17 September, 2008

Headcold Discurso

Some utter asscrunch got me sick. So I'm afraid, my darlings, you're going to have to make do with less profane bloggers than I.

Seeing as how I'm ailing, it seems appropriate to start this off with some healthcare horrors:

Once in a while, it's probably worth taking a moment to realize that if healthcare policy drove the presidential election, Barack Obama would win the electoral college, 538 to 0.

I mention this because there are some rather devastating items in the news today on the differences between the Obama and McCain healthcare plans, and what the competing approaches would mean to American workers and families.

Steve Benen has an excellent roundup of news items there sure to leave you reaching for a good, stiff drink.

You'll want to refill that drink before finding out what you just bought:

Johnny, tell them what they've bought 80% of:

Fearing a financial crisis worldwide, the Federal Reserve reversed course on Tuesday and agreed to an $85 billion bailout that would give the government control of the troubled insurance giant American International Group.

The decision, only two weeks after the Treasury took over the federally chartered mortgage finance companies Fannie Mae and Freddie Mac, is the most radical intervention in private business in the central bank’s history.

Yes, that's right, you've got a troubled insurance giant with billions of dollars tied up in worthless pieces of paper masquerading as securities. Yours for the low low price of $85 billion dollars!
And why, pray tell, do we now own AIG? It's because the Republicons (with some spineless and greedy Dems) have been busy fucking our economy over without lubricant for decades:

Over the last 30 years, conservatives and their ideas dominated Washington. Both parties joined in. Under Reagan and Clinton, banks were deregulated and a casino financial system grew in the shadows. Global trade deals protected property rights, not worker rights. Taxes were lowered on the wealth and raised on work. With the crushing of the PATCO air comptrollers strike, Reagan declared open season on unions. The minimum wage was frozen for a decade, lowering the floor. Companies under pressure from speculators and global competitors began shredding the promises once made to workers -- cutting health care, abandoning pensions, ignoring rules on hours and overtime. Undocumented workers were easily exploited. Even Microsoft, the most profitable monopoly of the time, resorted to using permatemps -- permanent temporary workers -- to avoid paying folks full-time benefits. Under Bush, this all came to a head.
And how:

The mortgage swaps distancing the originator of the loan from the ultimate collector were made legal only as a result of the Commodity Futures Modernization Act, which former Senator Phil Gramm, R-Texas, pushed through Congress just hours before the 2000 Christmas recess. Gramm, until recently co-chair of the McCain campaign, also had co-authored the Gramm-Leach-Bliley Act, which became law in 1999 with President Bill Clinton's signature. That gem, which Gramm had pushed for years with massive financial industry lobbying, destroyed the Depression-era barrier to the merger of stockbrokers, banks and insurance companies. Those two acts effectively ended significant regulation of the financial community, and no wonder we have witnessed an even more rapid and severe meltdown in housing values than during the Great Depression.
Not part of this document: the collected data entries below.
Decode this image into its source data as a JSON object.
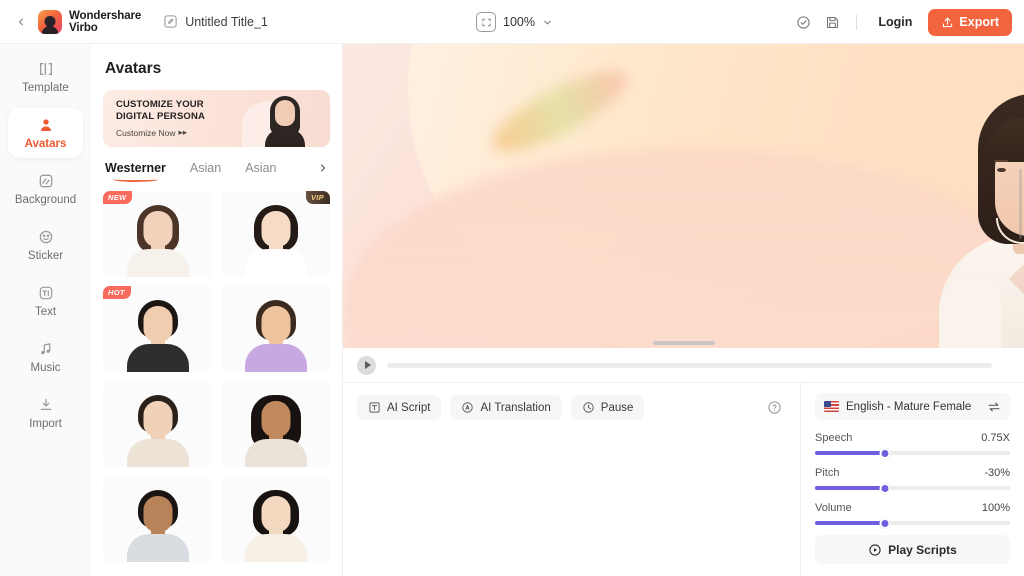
{
  "header": {
    "back_icon": "chevron-left-icon",
    "brand_line1": "Wondershare",
    "brand_line2": "Virbo",
    "doc_edit_icon": "edit-pencil-icon",
    "doc_title": "Untitled Title_1",
    "zoom_fit_icon": "fit-to-screen-icon",
    "zoom_value": "100%",
    "zoom_chevron_icon": "chevron-down-icon",
    "check_icon": "check-circle-icon",
    "save_icon": "save-disk-icon",
    "login_label": "Login",
    "export_icon": "upload-icon",
    "export_label": "Export",
    "accent_color": "#f2643e"
  },
  "sidebar": {
    "items": [
      {
        "label": "Template",
        "icon": "template-icon",
        "active": false
      },
      {
        "label": "Avatars",
        "icon": "avatar-person-icon",
        "active": true
      },
      {
        "label": "Background",
        "icon": "background-icon",
        "active": false
      },
      {
        "label": "Sticker",
        "icon": "sticker-smiley-icon",
        "active": false
      },
      {
        "label": "Text",
        "icon": "text-ti-icon",
        "active": false
      },
      {
        "label": "Music",
        "icon": "music-note-icon",
        "active": false
      },
      {
        "label": "Import",
        "icon": "import-download-icon",
        "active": false
      }
    ],
    "active_color": "#ed5a33"
  },
  "panel": {
    "title": "Avatars",
    "promo": {
      "headline_line1": "CUSTOMIZE YOUR",
      "headline_line2": "DIGITAL PERSONA",
      "cta": "Customize Now",
      "cta_arrow": "▸▸"
    },
    "tabs": [
      {
        "label": "Westerner",
        "active": true
      },
      {
        "label": "Asian",
        "active": false
      },
      {
        "label": "Asian",
        "active": false
      }
    ],
    "tabs_next_icon": "chevron-right-icon",
    "avatars": [
      {
        "badge": "NEW",
        "badge_type": "new",
        "hair": "#4b3529",
        "skin": "#f2d2bb",
        "cloth": "#f6f1ea",
        "hair_w": 42,
        "hair_h": 48
      },
      {
        "badge": "VIP",
        "badge_type": "vip",
        "hair": "#241b16",
        "skin": "#f6dcc6",
        "cloth": "#ffffff",
        "hair_w": 44,
        "hair_h": 46
      },
      {
        "badge": "HOT",
        "badge_type": "hot",
        "hair": "#1d1713",
        "skin": "#f0cdae",
        "cloth": "#2e2e2e",
        "hair_w": 40,
        "hair_h": 38
      },
      {
        "badge": "",
        "badge_type": "",
        "hair": "#3b2a1e",
        "skin": "#eec49e",
        "cloth": "#c8a8e0",
        "hair_w": 40,
        "hair_h": 40
      },
      {
        "badge": "",
        "badge_type": "",
        "hair": "#2a211b",
        "skin": "#f0d2b8",
        "cloth": "#ece3d6",
        "hair_w": 40,
        "hair_h": 38
      },
      {
        "badge": "",
        "badge_type": "",
        "hair": "#171210",
        "skin": "#c08a5e",
        "cloth": "#ece3d8",
        "hair_w": 50,
        "hair_h": 54
      },
      {
        "badge": "",
        "badge_type": "",
        "hair": "#1a1512",
        "skin": "#b9835a",
        "cloth": "#d9dde2",
        "hair_w": 40,
        "hair_h": 38
      },
      {
        "badge": "",
        "badge_type": "",
        "hair": "#181311",
        "skin": "#f3d9bf",
        "cloth": "#f6f0e6",
        "hair_w": 46,
        "hair_h": 46
      }
    ]
  },
  "stage": {
    "play_icon": "play-triangle-icon",
    "grip": "resize-grip-handle",
    "scrollbar": "vertical-scrollbar"
  },
  "script": {
    "buttons": [
      {
        "label": "AI Script",
        "icon": "text-box-icon"
      },
      {
        "label": "AI Translation",
        "icon": "translate-circle-icon"
      },
      {
        "label": "Pause",
        "icon": "clock-pause-icon"
      }
    ],
    "help_icon": "question-circle-icon",
    "editor_placeholder": ""
  },
  "voice": {
    "flag_icon": "us-flag-icon",
    "name": "English - Mature Female",
    "swap_icon": "swap-arrows-icon",
    "slider_color": "#6e5fe0",
    "sliders": [
      {
        "label": "Speech",
        "value": "0.75X",
        "percent": 36
      },
      {
        "label": "Pitch",
        "value": "-30%",
        "percent": 36
      },
      {
        "label": "Volume",
        "value": "100%",
        "percent": 36
      }
    ],
    "play_scripts_icon": "play-circle-icon",
    "play_scripts_label": "Play Scripts"
  }
}
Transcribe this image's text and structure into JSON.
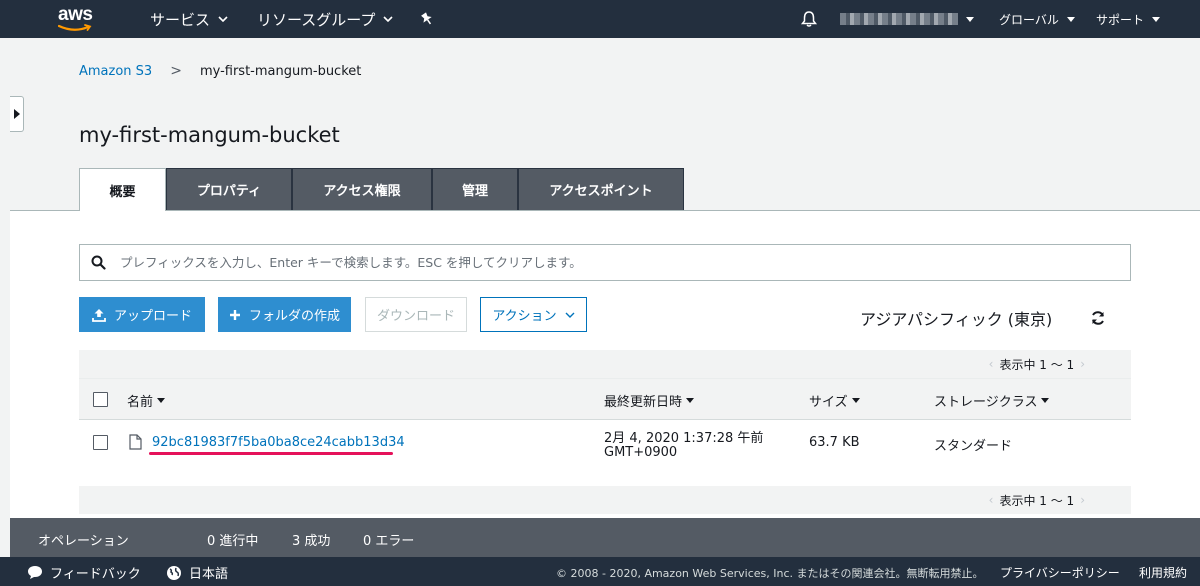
{
  "topnav": {
    "logo_text": "aws",
    "services": "サービス",
    "resource_groups": "リソースグループ",
    "region_menu": "グローバル",
    "support_menu": "サポート"
  },
  "breadcrumb": {
    "root": "Amazon S3",
    "separator": ">",
    "current": "my-first-mangum-bucket"
  },
  "page_title": "my-first-mangum-bucket",
  "tabs": [
    {
      "label": "概要",
      "active": true
    },
    {
      "label": "プロパティ",
      "active": false
    },
    {
      "label": "アクセス権限",
      "active": false
    },
    {
      "label": "管理",
      "active": false
    },
    {
      "label": "アクセスポイント",
      "active": false
    }
  ],
  "search": {
    "placeholder": "プレフィックスを入力し、Enter キーで検索します。ESC を押してクリアします。"
  },
  "toolbar": {
    "upload": "アップロード",
    "create_folder": "フォルダの作成",
    "download": "ダウンロード",
    "actions": "アクション",
    "region": "アジアパシフィック (東京)"
  },
  "pager": {
    "text": "表示中 1 ～ 1",
    "prev": "‹",
    "next": "›"
  },
  "table": {
    "headers": {
      "name": "名前",
      "last_modified": "最終更新日時",
      "size": "サイズ",
      "storage_class": "ストレージクラス"
    },
    "rows": [
      {
        "name": "92bc81983f7f5ba0ba8ce24cabb13d34",
        "last_modified_line1": "2月 4, 2020 1:37:28 午前",
        "last_modified_line2": "GMT+0900",
        "size": "63.7 KB",
        "storage_class": "スタンダード"
      }
    ]
  },
  "operations": {
    "label": "オペレーション",
    "in_progress": "0 進行中",
    "success": "3 成功",
    "errors": "0 エラー"
  },
  "footer": {
    "feedback": "フィードバック",
    "language": "日本語",
    "copyright": "© 2008 - 2020, Amazon Web Services, Inc. またはその関連会社。無断転用禁止。",
    "privacy": "プライバシーポリシー",
    "terms": "利用規約"
  },
  "colors": {
    "nav_bg": "#232f3e",
    "link": "#0073bb",
    "primary_button": "#2e8ed0",
    "tab_inactive": "#545b64",
    "highlight_underline": "#e5115a"
  }
}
McCain's in a unique position to know exactly what all this deregulation and trusting corporations to have the country's best interests at heart leads to. After all, he was in the thick of it, up to his elbows in dirty money, back when the financial industry had a practice run:
As we watch yet another Republican financial crisis unfold before our very eyes, everybody needs to employ Mr Google to read up a little bit on the Keating Five scandal. McCain was big, big pals with Charles Keating. He spoke up for Keating with the regulators, buying him more space to defraud his investors --- and the taxpayers --- even more than he already had. He has not changed his philosophy since then. In fact, his closest economic advisor, Phil Gram, apparently believes that these firms should be completely unregulated and then bailed out by the taxpayers on a regular basis.

John McCain has a long history with bank failures and financial scandals. He created his whole reform persona around the idea that he'd come too close to the flame and gotten burned. But he hasn't changed his philosophy or his policies one bit. He believes in the same scam his close advisor Phil "you're all a bunch of whiners" Gramm believes. He pretended for years that the problem was solely in the campaign finance system, burnishing his image with signature legislation that has proven to be completely useless. Meanwhile, he backs deregulation like it comes down from Mt Sinai.
What else can we expect from a bunch of fuckwits too removed from ordinary reality to understand the first fucking thing about it?

All of this would sound strangely familiar to someone who lived the heyday of the Roaring Twenties:

Because of this recent greed-is-good amorality, we're now seeing a rerun of the runup to 1929:

Rising income inequality fueled by slashing taxes on the rich.

Growth in productivity not matched by growth in real prosperity for the vast majority; only those at the very top reap the benefits.

The non-rich majority being encouraged to spend money they didn't have to prop up the whole edifice, until they lost their jobs and couldn't even begin to pay back the huge debts their "betters" had all but ordered them to rack up.

History repeats. And, as always, when it's some dumbfuck debacle you could've seen coming a billion miles away without even squinting, it's the Cons leading the chorus.